I saw my ankle with two rods, one along the tibia and one across to the medial malleolus, with several pins.

"Can I go home?" I asked.

"Don't you want to stay one more night?" the surgeon asked.

"Not really. I have to fly. There is someone I have to meet."

"Fly? Are you sure?" The look of surprise on the surgeon's and nurse's faces was evident.

"I have no pain," I reassured them. "Look, I can move my toes and ankle, and I feel great."

"Okay," the surgeon agreed. "Let's monitor you until 4 PM. If there's no pain and everything looks good, you can check out." 

The nurse stayed, undoing the elastic brown wrap to reveal red gauze pads on either side of my ankle. They were red due to excess blood from the surgery.
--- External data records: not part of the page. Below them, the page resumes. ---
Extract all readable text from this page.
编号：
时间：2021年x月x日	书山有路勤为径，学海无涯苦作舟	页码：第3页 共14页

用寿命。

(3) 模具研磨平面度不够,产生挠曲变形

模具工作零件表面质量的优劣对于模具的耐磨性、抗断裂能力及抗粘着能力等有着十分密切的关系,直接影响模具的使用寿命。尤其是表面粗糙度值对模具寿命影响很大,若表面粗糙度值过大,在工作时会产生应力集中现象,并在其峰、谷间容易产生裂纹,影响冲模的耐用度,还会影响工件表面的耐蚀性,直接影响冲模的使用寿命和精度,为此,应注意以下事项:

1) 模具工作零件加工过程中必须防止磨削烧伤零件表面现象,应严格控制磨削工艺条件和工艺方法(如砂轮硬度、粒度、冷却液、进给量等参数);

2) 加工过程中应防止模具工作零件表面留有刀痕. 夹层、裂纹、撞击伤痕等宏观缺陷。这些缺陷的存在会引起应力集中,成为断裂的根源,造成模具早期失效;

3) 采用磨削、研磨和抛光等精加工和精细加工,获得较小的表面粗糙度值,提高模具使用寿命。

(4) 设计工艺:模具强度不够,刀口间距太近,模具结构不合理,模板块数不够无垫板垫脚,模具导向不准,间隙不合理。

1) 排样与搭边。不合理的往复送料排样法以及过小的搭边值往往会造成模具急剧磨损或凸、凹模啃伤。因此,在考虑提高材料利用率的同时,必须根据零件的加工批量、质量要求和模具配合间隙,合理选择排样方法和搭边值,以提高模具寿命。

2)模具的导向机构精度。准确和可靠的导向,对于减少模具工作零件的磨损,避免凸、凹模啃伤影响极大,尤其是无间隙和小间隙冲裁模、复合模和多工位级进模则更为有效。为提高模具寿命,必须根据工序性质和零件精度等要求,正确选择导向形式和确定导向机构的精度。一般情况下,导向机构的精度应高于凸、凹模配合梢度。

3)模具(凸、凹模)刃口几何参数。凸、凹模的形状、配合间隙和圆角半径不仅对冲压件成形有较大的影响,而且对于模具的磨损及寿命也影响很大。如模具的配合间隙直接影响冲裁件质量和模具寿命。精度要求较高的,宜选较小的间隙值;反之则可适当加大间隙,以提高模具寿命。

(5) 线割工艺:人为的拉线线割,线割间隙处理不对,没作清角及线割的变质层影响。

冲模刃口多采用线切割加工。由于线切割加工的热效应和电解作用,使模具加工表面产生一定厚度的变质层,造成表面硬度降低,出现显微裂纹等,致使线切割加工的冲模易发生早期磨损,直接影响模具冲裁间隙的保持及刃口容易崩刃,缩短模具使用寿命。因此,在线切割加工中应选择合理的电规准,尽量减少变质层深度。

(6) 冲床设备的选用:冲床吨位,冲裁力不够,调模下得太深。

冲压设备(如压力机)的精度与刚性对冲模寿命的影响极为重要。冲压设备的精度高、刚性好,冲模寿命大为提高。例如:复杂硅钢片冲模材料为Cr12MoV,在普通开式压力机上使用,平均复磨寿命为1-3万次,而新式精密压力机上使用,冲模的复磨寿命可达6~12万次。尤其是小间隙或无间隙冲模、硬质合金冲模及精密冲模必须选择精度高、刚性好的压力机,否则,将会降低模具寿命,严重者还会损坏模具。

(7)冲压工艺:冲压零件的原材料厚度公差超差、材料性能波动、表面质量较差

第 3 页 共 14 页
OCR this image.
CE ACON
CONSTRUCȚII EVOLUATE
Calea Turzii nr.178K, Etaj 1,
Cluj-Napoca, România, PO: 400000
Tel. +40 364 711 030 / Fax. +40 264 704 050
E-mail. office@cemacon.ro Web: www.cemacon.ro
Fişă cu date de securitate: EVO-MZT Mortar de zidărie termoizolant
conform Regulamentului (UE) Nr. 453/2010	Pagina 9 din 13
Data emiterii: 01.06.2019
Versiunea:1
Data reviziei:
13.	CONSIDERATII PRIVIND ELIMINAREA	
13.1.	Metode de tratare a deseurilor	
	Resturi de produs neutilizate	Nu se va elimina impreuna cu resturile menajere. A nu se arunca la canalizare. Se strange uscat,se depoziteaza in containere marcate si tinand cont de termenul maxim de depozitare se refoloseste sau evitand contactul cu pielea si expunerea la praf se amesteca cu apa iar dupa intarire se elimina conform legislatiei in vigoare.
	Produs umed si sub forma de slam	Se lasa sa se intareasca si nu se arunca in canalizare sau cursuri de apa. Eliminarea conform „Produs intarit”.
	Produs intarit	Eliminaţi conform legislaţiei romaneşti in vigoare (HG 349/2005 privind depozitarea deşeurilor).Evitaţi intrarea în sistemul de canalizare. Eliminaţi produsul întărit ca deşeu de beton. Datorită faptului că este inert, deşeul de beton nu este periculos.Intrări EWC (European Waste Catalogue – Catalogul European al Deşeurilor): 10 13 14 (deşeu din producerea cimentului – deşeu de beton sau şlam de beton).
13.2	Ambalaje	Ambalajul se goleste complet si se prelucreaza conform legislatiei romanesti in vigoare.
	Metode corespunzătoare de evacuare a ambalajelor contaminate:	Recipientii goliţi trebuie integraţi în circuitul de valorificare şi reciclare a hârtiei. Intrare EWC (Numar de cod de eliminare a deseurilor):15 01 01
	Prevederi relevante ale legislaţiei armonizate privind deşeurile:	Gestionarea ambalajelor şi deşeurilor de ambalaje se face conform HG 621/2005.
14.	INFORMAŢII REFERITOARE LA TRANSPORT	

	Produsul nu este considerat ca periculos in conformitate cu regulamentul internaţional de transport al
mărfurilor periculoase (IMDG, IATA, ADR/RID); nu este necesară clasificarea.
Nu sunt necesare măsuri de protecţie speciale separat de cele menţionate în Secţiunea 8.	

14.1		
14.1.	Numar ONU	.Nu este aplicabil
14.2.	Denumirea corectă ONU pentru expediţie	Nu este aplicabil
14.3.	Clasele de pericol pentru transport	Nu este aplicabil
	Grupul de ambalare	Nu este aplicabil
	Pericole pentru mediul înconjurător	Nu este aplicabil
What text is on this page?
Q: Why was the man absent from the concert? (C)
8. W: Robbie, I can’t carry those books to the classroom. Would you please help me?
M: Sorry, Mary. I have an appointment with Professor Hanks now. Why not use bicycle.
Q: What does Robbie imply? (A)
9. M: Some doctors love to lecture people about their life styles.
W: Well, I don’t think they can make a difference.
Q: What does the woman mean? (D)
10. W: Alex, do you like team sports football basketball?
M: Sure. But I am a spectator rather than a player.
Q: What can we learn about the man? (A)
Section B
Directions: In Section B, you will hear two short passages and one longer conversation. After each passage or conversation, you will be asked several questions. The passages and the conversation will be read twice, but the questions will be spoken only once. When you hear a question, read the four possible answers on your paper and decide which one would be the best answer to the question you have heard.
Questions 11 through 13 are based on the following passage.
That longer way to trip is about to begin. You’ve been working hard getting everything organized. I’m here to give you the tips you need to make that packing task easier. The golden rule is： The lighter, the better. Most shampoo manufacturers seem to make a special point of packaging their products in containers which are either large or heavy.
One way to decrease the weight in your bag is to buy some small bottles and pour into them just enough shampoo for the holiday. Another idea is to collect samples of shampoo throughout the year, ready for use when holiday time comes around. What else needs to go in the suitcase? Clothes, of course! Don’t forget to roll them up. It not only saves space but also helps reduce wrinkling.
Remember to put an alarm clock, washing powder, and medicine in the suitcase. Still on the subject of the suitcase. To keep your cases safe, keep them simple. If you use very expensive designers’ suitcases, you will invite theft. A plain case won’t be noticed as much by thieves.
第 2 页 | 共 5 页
She cleaned and re-wrapped my ankle.

"I'll be back around 3 PM to give you an update," she said before leaving the room.

At 11 AM, I decided I needed to get out of bed, at least to use the toilet like a regular human being. The IV hung from a long metal pole on wheels, and I used it as a crutch to hobble to the toilet. I immediately realized how cumbersome it was to live with one leg. It made me think of those who had lost a leg and once again appreciate how lucky I was.

I hobbled to the balcony and even walked outside, discovering a vegan restaurant at the front of the hospital when lunch arrived. I told the attendant that I wasn't hungry and asked him to take the food away.

"Are you sure you're not hungry?" he asked with concern.

"Yes," I replied calmly. Internally, I knew I wanted to drink only water that day to help my body focus on healing.

At 3 PM, the nurse returned with the remaining portion of my bill and a few forms for me to sign since I wanted to leave. I was given crutches, had the IV removed, and was told to pick up more medication on my way out.

As she left, I took off the hospital clothes and changed back into my own clothes, which hadn't been ruined in the crash, and walked out the door.

Passing the nurse station, I said, "Thank you and have a great day."

My friend Daniel came to pick me up, and I asked him to stop at the police station so I could retrieve my motorcycle.

My bike is an automatic, so I can drive it. True, I have to be careful.

After all, I love my motorbike, and I need it to get around, especially with one leg.

And there is someone special I have to go see.

In the words of the 'Blue Brothers,' I am on a mission from God.